E’ quanto si legge in una nota del Comune che prende atto di una situazione sicuramente migliore di quella ereditata e dall’avvio del nuovo servizio che fu davvero disastroso. Il dato è sicuramente buono ma c’è ancora molto da fare per combattere la piaga dell’abbandono dei rifiuti in ogni dove, un fenomeno non adeguatamente affrontato se è vero come è vero che vi sono persino luoghi oramai abituali in cui i cumuli di immondizia rimane per molto tempo e si incrementa senza che vi siano interventi. Occorrerebbe mettere su una unità che faccia giornalmente questo lavoro di rimozione e poi una vigilanza maggiore e più mirata per beccare questi sporcaccioni e fargliela pagare. Inoltre sarebbe ora di omologare anche le chiusure dei bidoni condominiali, spesso (quando sono esposti) oggetto di immissione abusiva di rifiuti. Una città pulita è il migliore biglietto da visita per chi viene a visitarla, ma soprattutto per chi ci vive.

A distanza di un anno possiamo senz’altro fare un bilancio positivo della raccolta differenziata – afferma il sindaco -, con la conferma che il passaggio da un’economia di tipo lineare a una di tipo circolare è possibile se vi è impegno da parte dell’Amministrazione comunale e attenzione da parte dei cittadini che hanno partecipato diligentemente”.

Il sindaco spiega, inoltre, che “il risultato sinora raggiunto rappresenta una tappa dell’obiettivo che dobbiamo conseguire: l’80 per cento di raccolta differenziata e produzione di rifiuti inferiore a 75 chilogrammi per abitante da avviare a smaltimento”.

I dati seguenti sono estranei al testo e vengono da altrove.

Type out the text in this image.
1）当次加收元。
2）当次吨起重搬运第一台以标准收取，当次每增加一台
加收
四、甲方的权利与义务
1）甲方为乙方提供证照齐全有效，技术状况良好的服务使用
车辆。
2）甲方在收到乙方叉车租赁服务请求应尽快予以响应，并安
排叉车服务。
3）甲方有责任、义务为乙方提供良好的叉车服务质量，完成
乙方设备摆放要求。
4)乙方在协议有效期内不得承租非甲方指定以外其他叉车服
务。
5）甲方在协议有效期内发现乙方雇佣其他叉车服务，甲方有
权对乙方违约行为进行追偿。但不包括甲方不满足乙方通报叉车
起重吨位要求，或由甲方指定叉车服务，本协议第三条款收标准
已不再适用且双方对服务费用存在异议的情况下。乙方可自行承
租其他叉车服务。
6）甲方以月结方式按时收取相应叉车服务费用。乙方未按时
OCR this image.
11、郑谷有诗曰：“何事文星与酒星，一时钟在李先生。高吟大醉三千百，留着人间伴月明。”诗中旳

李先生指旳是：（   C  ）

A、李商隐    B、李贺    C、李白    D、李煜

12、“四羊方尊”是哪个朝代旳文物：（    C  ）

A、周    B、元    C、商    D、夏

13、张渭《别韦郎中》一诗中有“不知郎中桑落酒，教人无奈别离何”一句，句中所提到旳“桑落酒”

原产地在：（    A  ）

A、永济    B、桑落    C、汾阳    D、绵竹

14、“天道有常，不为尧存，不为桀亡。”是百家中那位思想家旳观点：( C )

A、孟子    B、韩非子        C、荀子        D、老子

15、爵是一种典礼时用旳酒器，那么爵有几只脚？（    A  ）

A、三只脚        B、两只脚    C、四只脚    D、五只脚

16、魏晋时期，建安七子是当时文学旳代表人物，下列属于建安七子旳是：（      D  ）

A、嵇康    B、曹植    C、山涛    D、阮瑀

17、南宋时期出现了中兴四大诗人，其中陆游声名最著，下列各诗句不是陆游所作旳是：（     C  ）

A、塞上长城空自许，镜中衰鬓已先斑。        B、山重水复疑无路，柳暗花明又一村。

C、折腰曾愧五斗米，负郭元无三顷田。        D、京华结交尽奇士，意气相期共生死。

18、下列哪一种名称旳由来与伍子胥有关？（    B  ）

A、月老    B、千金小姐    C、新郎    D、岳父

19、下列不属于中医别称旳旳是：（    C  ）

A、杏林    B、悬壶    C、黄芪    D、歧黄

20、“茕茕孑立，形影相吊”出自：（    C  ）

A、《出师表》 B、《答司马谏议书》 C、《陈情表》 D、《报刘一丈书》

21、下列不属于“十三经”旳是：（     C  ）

Sappiamo che ci sarà da lavorare ancora – prosegue Bennardi – per perfezionare il sistema di raccolta e per diffondere modelli di consumo responsabili e sostenibili. Purtroppo, c’è ancora una minoranza ristretta che sporca la città e non conferisce i rifiuti correttamente. E’ stata intensificata l’attività di sorveglianza attraverso le fotocamere di controllo ambientale e la Polizia Locale sta facendo un ottimo lavoro: l’abbandono sconsiderato dei rifiuti, oltre ad avere un impatto estremamente negativo sul decoro urbano, rappresenta un costo economico che deve essere sostenuto dall’intera collettività; è giusto che ognuno faccia la propria parte per il decoro di quello che è un patrimonio collettivo. Contiamo sulla collaborazione e sulla partecipazione di tutta la città”.